El casco central de Caracas alberga numerosas Instituciones donde el poder opera cotidianamente y la Informalidad de la economía ocupa el espacio público en toda su dimensión. El Silencio, con sus bloques de aspecto colonial, esconde historias de amor y desamparo, de bullicio y locura mezclado con sordidez y delincuencia. En este marco tiene lugar un acontecimiento no demasiado publicitado ni conocido: las peleas de gallos que se suceden casi diariamente en la gallera de El Calvario, Club Gallístico Caracas.
Caminar por esa calle es sentir la modernidad implantada en un lugar compartido por viejos edificios que se niegan al olvido como resistiendo a la impotencia. Al mediodía el sol demuestra su poder pero todo continúa, y en la gallera ya nadie se acuerda del mundo exterior, sólo los gallos son la preocupación y el espectáculo está por comenzar. La asistencia parece perfecta aunque nadie toma lista. El reconocimiento prevalece. Los gallos esperan mientras una partida de dominó distrae la atención de los participantes. En el comedor las mesas son invadidas con rapidez, si el estómago funciona todo parece mejor. Hervido o arepas son bienvenidos para la ocasión.
El juez recién llegado inicia la tarea, se pesan los gallos que van a pelear. Los animales están embolsados. Las onzas correspondientes se anotan en una pizarra, se casa la pelea. El laboratorista hace lo suyo, controla y analiza si los ejemplares tienen alguna sustancia nociva que pueda impedir la pelea. Su trabajo es muy valorado: el control aquí también resulta necesario aunque no tiene carácter coercitivo sino más bien preventivo.
El cantar de los gallos no deja de acompañarnos, en la planta alta de la gallera hay más de cien especímenes entre pollos y gallos que Willian, el encargado, se ocupa muy bien de cuidar y alimentar. Su vida, dice, son los gallos y no se equivoca. Al observar su trabajo es comprensible su definición.

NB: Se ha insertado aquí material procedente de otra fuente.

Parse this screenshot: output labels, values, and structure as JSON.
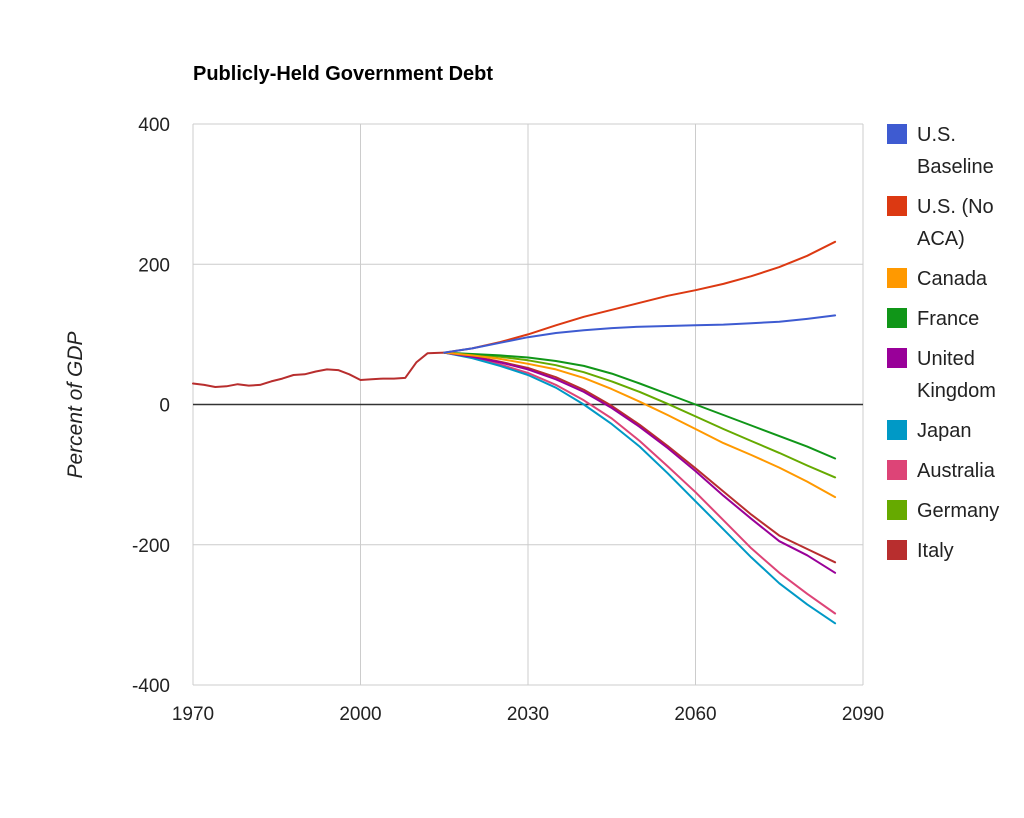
{
  "chart_data": {
    "type": "line",
    "title": "Publicly-Held Government Debt",
    "xlabel": "",
    "ylabel": "Percent of GDP",
    "xlim": [
      1970,
      2090
    ],
    "ylim": [
      -400,
      400
    ],
    "x_ticks": [
      1970,
      2000,
      2030,
      2060,
      2090
    ],
    "y_ticks": [
      400,
      200,
      0,
      -200,
      -400
    ],
    "grid": true,
    "legend": "right",
    "series": [
      {
        "name": "U.S. Baseline",
        "legend_lines": [
          "U.S.",
          "Baseline"
        ],
        "color": "#3e5bd1",
        "points": [
          [
            2015,
            74
          ],
          [
            2020,
            80
          ],
          [
            2025,
            88
          ],
          [
            2030,
            96
          ],
          [
            2035,
            102
          ],
          [
            2040,
            106
          ],
          [
            2045,
            109
          ],
          [
            2050,
            111
          ],
          [
            2055,
            112
          ],
          [
            2060,
            113
          ],
          [
            2065,
            114
          ],
          [
            2070,
            116
          ],
          [
            2075,
            118
          ],
          [
            2080,
            122
          ],
          [
            2085,
            127
          ]
        ]
      },
      {
        "name": "U.S. (No ACA)",
        "legend_lines": [
          "U.S. (No",
          "ACA)"
        ],
        "color": "#dc3912",
        "points": [
          [
            2015,
            74
          ],
          [
            2020,
            80
          ],
          [
            2025,
            89
          ],
          [
            2030,
            100
          ],
          [
            2035,
            113
          ],
          [
            2040,
            125
          ],
          [
            2045,
            135
          ],
          [
            2050,
            145
          ],
          [
            2055,
            155
          ],
          [
            2060,
            163
          ],
          [
            2065,
            172
          ],
          [
            2070,
            183
          ],
          [
            2075,
            196
          ],
          [
            2080,
            212
          ],
          [
            2085,
            232
          ]
        ]
      },
      {
        "name": "Canada",
        "legend_lines": [
          "Canada"
        ],
        "color": "#ff9900",
        "points": [
          [
            2015,
            74
          ],
          [
            2020,
            70
          ],
          [
            2025,
            65
          ],
          [
            2030,
            58
          ],
          [
            2035,
            50
          ],
          [
            2040,
            38
          ],
          [
            2045,
            22
          ],
          [
            2050,
            4
          ],
          [
            2055,
            -15
          ],
          [
            2060,
            -35
          ],
          [
            2065,
            -55
          ],
          [
            2070,
            -72
          ],
          [
            2075,
            -90
          ],
          [
            2080,
            -110
          ],
          [
            2085,
            -132
          ]
        ]
      },
      {
        "name": "France",
        "legend_lines": [
          "France"
        ],
        "color": "#109618",
        "points": [
          [
            2015,
            74
          ],
          [
            2020,
            72
          ],
          [
            2025,
            70
          ],
          [
            2030,
            67
          ],
          [
            2035,
            62
          ],
          [
            2040,
            55
          ],
          [
            2045,
            44
          ],
          [
            2050,
            30
          ],
          [
            2055,
            15
          ],
          [
            2060,
            0
          ],
          [
            2065,
            -15
          ],
          [
            2070,
            -30
          ],
          [
            2075,
            -45
          ],
          [
            2080,
            -60
          ],
          [
            2085,
            -77
          ]
        ]
      },
      {
        "name": "United Kingdom",
        "legend_lines": [
          "United",
          "Kingdom"
        ],
        "color": "#990099",
        "points": [
          [
            2015,
            74
          ],
          [
            2020,
            68
          ],
          [
            2025,
            60
          ],
          [
            2030,
            50
          ],
          [
            2035,
            36
          ],
          [
            2040,
            18
          ],
          [
            2045,
            -5
          ],
          [
            2050,
            -32
          ],
          [
            2055,
            -62
          ],
          [
            2060,
            -95
          ],
          [
            2065,
            -130
          ],
          [
            2070,
            -163
          ],
          [
            2075,
            -195
          ],
          [
            2080,
            -215
          ],
          [
            2085,
            -240
          ]
        ]
      },
      {
        "name": "Japan",
        "legend_lines": [
          "Japan"
        ],
        "color": "#0099c6",
        "points": [
          [
            2015,
            74
          ],
          [
            2020,
            66
          ],
          [
            2025,
            55
          ],
          [
            2030,
            42
          ],
          [
            2035,
            24
          ],
          [
            2040,
            0
          ],
          [
            2045,
            -28
          ],
          [
            2050,
            -60
          ],
          [
            2055,
            -98
          ],
          [
            2060,
            -138
          ],
          [
            2065,
            -178
          ],
          [
            2070,
            -218
          ],
          [
            2075,
            -255
          ],
          [
            2080,
            -285
          ],
          [
            2085,
            -312
          ]
        ]
      },
      {
        "name": "Australia",
        "legend_lines": [
          "Australia"
        ],
        "color": "#dd4477",
        "points": [
          [
            2015,
            74
          ],
          [
            2020,
            67
          ],
          [
            2025,
            57
          ],
          [
            2030,
            45
          ],
          [
            2035,
            28
          ],
          [
            2040,
            6
          ],
          [
            2045,
            -20
          ],
          [
            2050,
            -52
          ],
          [
            2055,
            -88
          ],
          [
            2060,
            -125
          ],
          [
            2065,
            -165
          ],
          [
            2070,
            -205
          ],
          [
            2075,
            -240
          ],
          [
            2080,
            -270
          ],
          [
            2085,
            -298
          ]
        ]
      },
      {
        "name": "Germany",
        "legend_lines": [
          "Germany"
        ],
        "color": "#66aa00",
        "points": [
          [
            2015,
            74
          ],
          [
            2020,
            71
          ],
          [
            2025,
            68
          ],
          [
            2030,
            63
          ],
          [
            2035,
            56
          ],
          [
            2040,
            46
          ],
          [
            2045,
            33
          ],
          [
            2050,
            18
          ],
          [
            2055,
            1
          ],
          [
            2060,
            -17
          ],
          [
            2065,
            -35
          ],
          [
            2070,
            -52
          ],
          [
            2075,
            -69
          ],
          [
            2080,
            -87
          ],
          [
            2085,
            -104
          ]
        ]
      },
      {
        "name": "Italy",
        "legend_lines": [
          "Italy"
        ],
        "color": "#b82e2e",
        "points": [
          [
            1970,
            30
          ],
          [
            1972,
            28
          ],
          [
            1974,
            25
          ],
          [
            1976,
            26
          ],
          [
            1978,
            29
          ],
          [
            1980,
            27
          ],
          [
            1982,
            28
          ],
          [
            1984,
            33
          ],
          [
            1986,
            37
          ],
          [
            1988,
            42
          ],
          [
            1990,
            43
          ],
          [
            1992,
            47
          ],
          [
            1994,
            50
          ],
          [
            1996,
            49
          ],
          [
            1998,
            43
          ],
          [
            2000,
            35
          ],
          [
            2002,
            36
          ],
          [
            2004,
            37
          ],
          [
            2006,
            37
          ],
          [
            2008,
            38
          ],
          [
            2010,
            60
          ],
          [
            2012,
            73
          ],
          [
            2015,
            74
          ],
          [
            2020,
            69
          ],
          [
            2025,
            61
          ],
          [
            2030,
            52
          ],
          [
            2035,
            39
          ],
          [
            2040,
            21
          ],
          [
            2045,
            -2
          ],
          [
            2050,
            -29
          ],
          [
            2055,
            -59
          ],
          [
            2060,
            -91
          ],
          [
            2065,
            -124
          ],
          [
            2070,
            -157
          ],
          [
            2075,
            -187
          ],
          [
            2080,
            -206
          ],
          [
            2085,
            -225
          ]
        ]
      }
    ]
  }
}
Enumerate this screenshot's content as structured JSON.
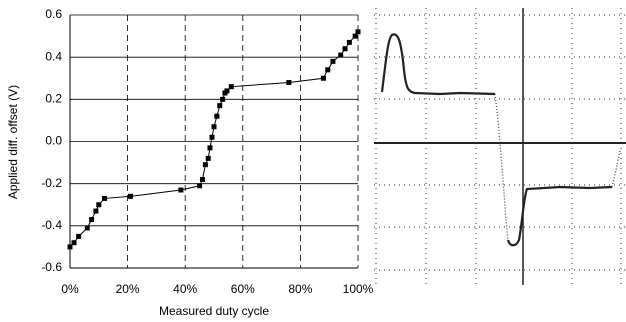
{
  "chart_data": {
    "type": "line",
    "x_label": "Measured duty cycle",
    "y_label": "Applied diff. offset (V)",
    "x": [
      0,
      1.4,
      3,
      6,
      7.5,
      9,
      10,
      12,
      21,
      38.5,
      45,
      46,
      47,
      48,
      48.6,
      49.3,
      50,
      51,
      52,
      53,
      53.8,
      54.5,
      56,
      76,
      88,
      89.5,
      91.3,
      94,
      95.5,
      97,
      99,
      100
    ],
    "values": [
      -0.5,
      -0.48,
      -0.45,
      -0.41,
      -0.37,
      -0.33,
      -0.3,
      -0.27,
      -0.26,
      -0.23,
      -0.21,
      -0.18,
      -0.11,
      -0.08,
      -0.03,
      0.02,
      0.07,
      0.12,
      0.17,
      0.2,
      0.23,
      0.24,
      0.26,
      0.28,
      0.3,
      0.34,
      0.38,
      0.41,
      0.44,
      0.47,
      0.5,
      0.52
    ],
    "color": "#000000",
    "marker": "square",
    "xlim": [
      0,
      100
    ],
    "xticks": [
      {
        "value": 0,
        "label": "0%"
      },
      {
        "value": 20,
        "label": "20%"
      },
      {
        "value": 40,
        "label": "40%"
      },
      {
        "value": 60,
        "label": "60%"
      },
      {
        "value": 80,
        "label": "80%"
      },
      {
        "value": 100,
        "label": "100%"
      }
    ],
    "ylim": [
      -0.6,
      0.6
    ],
    "yticks": [
      -0.6,
      -0.4,
      -0.2,
      {
        "value": 0,
        "label": "0.0"
      },
      0.2,
      0.4,
      0.6
    ],
    "x_grid": "dashed",
    "y_grid": "solid"
  }
}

Los asientos que rodean el vallín, lugar de pelea de los gallos, comienzan a ser ocupados y Carmen, una mujer venida de España, se ocupa de cobrar.
Tal vez los más aficionados no quieren perderse los detalles y disponen de unos reales para estar más cerca del poder que emanan esos animales. La mayoría se ubica en las gradas que están alrededor del campo de batalla.
Comienza la primera pelea y las apuestas adquieren significación: “ ¡Al zambo voy!», «¡doy la mitad!». De boca en boca es el término utilizado para significar que las apuestas se realizan sin mediar papel alguno, sólo la palabra adquiere el valor de un documento.
El griterío no cesa y la euforia aumenta según los gallos peleen duro, peleen parejo. No hay perdedores y en estos casos se determina empate, lo que los galleros llaman “tabla». Descanso obligado con la compañía de alguna bebida que el bar ofrece.
Encuentros amistosos y charlas informales donde los gallos no dejan de ser los protagonistas. ¡Se va la segunda! El espacio escénico vibra de otra manera, como si en cada encuentro el ritual ofreciera nuevas sensaciones. La representación del poder dignifica a uno de ellos y las heridas provocadas en el otro determinan el final. La muerte parece cerca pero las manos habilidosas del asistente del juez (el jaulero) aseguran la vida del animal malherido. Recibe el gallo casi muerto y comienza a quitarle la sangre y a meterle los dedos en el pico para evitar que se ahogue. Los cubitos de hielo son el único elemento con el cual se ayuda y el animal en pocos minutos recupera el sentido.
Texto extraído de la Revista Bigott # 23, editada por Fundación Bigott en el año 1992.